Banking environments are more at risk of cyber threats than ever. Reliance on classic perimeter-based security models now only addresses a fraction of the risks. The traditional ‘trust but verify’ model which assumes trust within the network once authenticated is now giving way to the revolutionary Zero Trust Security model, built on the foundation of an assumed breach approach. This model operates on the principle of “never trust, always verify,” ensuring that every access request is scrutinized regardless of its origin. The evolving threat landscape, increased attack surface, changing regulatory compliances and the sensitive nature of banking dealings make zero trust security pivotal. Here are the core tenets of implementing a zero trust security model in banking environments:
Micro-segmentation of Networks
Micro-segmentation essentially divides the network and resources into multiple segments. Since banking institutions hold extremely sensitive information, this approach prevents the lateral movement of attackers even if they breach the perimeter. By minimizing the attacker’s access to financial data, potentially preventing or at least reducing the harm caused.
Continuous identity verification
The Zero Trust Security model in banking environments thrives on the principle of continuous identity verification. It emphasizes that all users, irrespective of whether inside or outside the bank’s network, must be continuously authorized, authenticated and validated for any access. Logins and authentications are time-bound in nature and require revalidation at frequent intervals. Continuous verification is supported by diversifying the methods of validation, including multi-factor authentication (MFA), biometric verification, and behavioural analytics.
Secure access service edge (SASE) frameworks
Secure Access Service Edge (SASE) frameworks play a pivotal role in the implementation of the Zero Trust Security model in banking environments. SASE combines wide area networking elements with various network security capabilities, providing a cloud-based security offering to address emerging cyber threats. Together with the Zero Trust security model, SASE ensures security and complete visibility across distributed connection points, in a centralized manner. From a banking perspective, it ensures safe and secure access to all financial systems and data from any location, facilitating remote work and mobile banking, by incorporating robust security measures into a unified solution.
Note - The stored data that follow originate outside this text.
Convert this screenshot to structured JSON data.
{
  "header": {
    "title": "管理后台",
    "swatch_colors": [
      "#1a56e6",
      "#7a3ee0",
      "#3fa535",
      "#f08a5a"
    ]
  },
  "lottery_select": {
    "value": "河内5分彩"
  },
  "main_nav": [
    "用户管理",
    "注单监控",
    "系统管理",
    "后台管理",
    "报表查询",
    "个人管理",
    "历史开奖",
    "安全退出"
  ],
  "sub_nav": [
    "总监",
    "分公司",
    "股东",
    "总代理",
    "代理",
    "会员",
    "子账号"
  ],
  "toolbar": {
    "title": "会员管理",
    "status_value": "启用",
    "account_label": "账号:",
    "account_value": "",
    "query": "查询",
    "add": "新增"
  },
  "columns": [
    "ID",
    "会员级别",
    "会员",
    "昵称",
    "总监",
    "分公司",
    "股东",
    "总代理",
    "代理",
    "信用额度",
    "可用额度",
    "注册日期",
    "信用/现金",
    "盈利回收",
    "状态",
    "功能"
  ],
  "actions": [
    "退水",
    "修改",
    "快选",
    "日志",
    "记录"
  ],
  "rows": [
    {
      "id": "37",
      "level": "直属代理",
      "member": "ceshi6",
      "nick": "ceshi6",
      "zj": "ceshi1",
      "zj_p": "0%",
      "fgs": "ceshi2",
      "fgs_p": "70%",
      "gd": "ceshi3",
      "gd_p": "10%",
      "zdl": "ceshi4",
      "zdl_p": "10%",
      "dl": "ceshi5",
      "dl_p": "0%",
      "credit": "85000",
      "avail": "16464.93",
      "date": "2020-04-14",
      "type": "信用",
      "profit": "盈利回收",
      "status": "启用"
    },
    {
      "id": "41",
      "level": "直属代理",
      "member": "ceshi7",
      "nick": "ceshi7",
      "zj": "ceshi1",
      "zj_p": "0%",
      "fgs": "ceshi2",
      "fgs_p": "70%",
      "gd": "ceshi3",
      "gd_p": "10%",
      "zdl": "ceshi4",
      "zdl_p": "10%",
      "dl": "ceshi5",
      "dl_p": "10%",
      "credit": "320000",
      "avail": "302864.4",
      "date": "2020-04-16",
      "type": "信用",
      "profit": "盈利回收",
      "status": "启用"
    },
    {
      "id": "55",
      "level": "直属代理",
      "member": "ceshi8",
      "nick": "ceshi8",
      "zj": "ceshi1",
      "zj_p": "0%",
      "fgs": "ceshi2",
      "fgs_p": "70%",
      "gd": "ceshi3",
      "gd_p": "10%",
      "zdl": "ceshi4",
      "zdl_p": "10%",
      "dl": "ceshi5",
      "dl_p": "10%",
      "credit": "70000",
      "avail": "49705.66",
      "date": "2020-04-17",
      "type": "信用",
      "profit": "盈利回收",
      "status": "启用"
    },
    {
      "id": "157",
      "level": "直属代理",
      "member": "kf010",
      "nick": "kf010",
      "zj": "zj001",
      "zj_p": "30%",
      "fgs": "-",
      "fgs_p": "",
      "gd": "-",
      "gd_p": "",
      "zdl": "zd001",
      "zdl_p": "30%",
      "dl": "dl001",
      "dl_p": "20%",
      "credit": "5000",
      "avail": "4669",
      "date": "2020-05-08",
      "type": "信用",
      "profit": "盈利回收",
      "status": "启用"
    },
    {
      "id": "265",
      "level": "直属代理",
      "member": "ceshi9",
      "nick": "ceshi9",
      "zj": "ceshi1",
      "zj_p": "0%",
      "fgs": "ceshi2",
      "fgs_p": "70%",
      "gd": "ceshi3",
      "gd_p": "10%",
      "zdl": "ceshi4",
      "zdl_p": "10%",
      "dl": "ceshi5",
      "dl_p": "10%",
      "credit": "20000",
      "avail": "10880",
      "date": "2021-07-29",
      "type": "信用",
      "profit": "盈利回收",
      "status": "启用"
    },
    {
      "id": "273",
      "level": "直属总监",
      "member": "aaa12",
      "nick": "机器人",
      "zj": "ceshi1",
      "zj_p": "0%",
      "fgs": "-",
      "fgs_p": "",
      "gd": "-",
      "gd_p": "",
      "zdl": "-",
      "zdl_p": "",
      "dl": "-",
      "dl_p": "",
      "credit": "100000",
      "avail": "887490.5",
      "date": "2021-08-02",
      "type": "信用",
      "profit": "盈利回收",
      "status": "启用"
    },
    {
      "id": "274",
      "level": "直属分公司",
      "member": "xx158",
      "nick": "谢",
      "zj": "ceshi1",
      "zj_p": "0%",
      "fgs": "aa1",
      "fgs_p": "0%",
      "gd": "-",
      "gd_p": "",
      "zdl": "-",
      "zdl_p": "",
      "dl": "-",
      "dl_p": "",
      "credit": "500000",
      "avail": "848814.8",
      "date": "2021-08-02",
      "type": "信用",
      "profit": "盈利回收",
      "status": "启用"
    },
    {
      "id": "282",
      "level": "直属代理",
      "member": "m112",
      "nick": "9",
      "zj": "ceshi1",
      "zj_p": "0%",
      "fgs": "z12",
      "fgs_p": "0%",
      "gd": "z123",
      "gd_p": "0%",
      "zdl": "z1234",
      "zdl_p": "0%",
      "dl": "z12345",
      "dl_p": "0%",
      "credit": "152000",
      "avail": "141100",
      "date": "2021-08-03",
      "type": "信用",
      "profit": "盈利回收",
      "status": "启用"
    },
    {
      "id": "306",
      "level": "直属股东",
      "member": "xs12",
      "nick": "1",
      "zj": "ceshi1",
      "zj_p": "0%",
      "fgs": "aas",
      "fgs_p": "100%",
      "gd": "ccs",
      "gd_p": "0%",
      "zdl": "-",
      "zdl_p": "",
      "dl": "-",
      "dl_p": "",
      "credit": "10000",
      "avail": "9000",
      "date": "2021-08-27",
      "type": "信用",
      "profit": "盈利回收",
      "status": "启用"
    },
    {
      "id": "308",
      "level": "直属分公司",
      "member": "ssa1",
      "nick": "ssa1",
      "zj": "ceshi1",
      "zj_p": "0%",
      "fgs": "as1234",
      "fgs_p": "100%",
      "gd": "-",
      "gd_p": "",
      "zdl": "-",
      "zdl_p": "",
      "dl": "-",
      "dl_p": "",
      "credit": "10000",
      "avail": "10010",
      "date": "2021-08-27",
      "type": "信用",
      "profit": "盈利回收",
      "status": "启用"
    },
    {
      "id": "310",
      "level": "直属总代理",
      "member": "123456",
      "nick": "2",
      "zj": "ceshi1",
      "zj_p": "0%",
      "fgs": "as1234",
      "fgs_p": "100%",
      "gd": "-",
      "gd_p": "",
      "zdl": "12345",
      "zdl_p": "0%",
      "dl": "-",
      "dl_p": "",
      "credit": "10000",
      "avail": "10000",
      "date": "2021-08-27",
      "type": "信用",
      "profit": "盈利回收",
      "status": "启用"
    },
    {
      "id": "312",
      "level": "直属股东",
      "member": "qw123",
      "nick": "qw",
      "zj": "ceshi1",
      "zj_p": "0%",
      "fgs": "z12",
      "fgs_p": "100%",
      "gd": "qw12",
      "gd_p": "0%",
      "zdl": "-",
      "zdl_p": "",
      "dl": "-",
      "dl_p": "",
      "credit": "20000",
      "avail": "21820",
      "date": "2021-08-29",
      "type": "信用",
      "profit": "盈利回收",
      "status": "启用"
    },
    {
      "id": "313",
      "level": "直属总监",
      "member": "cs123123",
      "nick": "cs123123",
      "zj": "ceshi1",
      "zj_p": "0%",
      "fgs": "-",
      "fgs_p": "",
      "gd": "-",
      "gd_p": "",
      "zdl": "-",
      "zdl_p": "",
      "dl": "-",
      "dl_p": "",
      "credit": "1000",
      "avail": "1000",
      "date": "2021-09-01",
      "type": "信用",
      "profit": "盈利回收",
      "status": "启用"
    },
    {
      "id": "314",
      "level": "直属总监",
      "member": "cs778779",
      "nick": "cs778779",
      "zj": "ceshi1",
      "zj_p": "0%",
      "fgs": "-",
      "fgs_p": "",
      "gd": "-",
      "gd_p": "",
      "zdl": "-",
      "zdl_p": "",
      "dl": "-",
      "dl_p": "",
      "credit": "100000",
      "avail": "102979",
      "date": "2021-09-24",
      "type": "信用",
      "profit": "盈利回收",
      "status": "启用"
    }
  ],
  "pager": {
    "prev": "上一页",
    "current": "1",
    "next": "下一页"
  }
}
SASE and Zero Trust model complement each other to maintain high uptime, enforce strict security controls for employees, contractors and vendors and help financial institutions replace cost-intensive legacy security systems.
The Zero Trust Security Model represents a paradigm shift from conventional perimeter network security, particularly suited to the high-stakes environment of banking. With a surge in the volume and sophistication of cyber-attacks, adopting a Zero Trust strategy ensures that every access request is scrutinized, every segment is secured, and every identity is continuously verified. This approach nurtures security and resilience, safeguarding financial assets and reinforcing trust in banking institutions.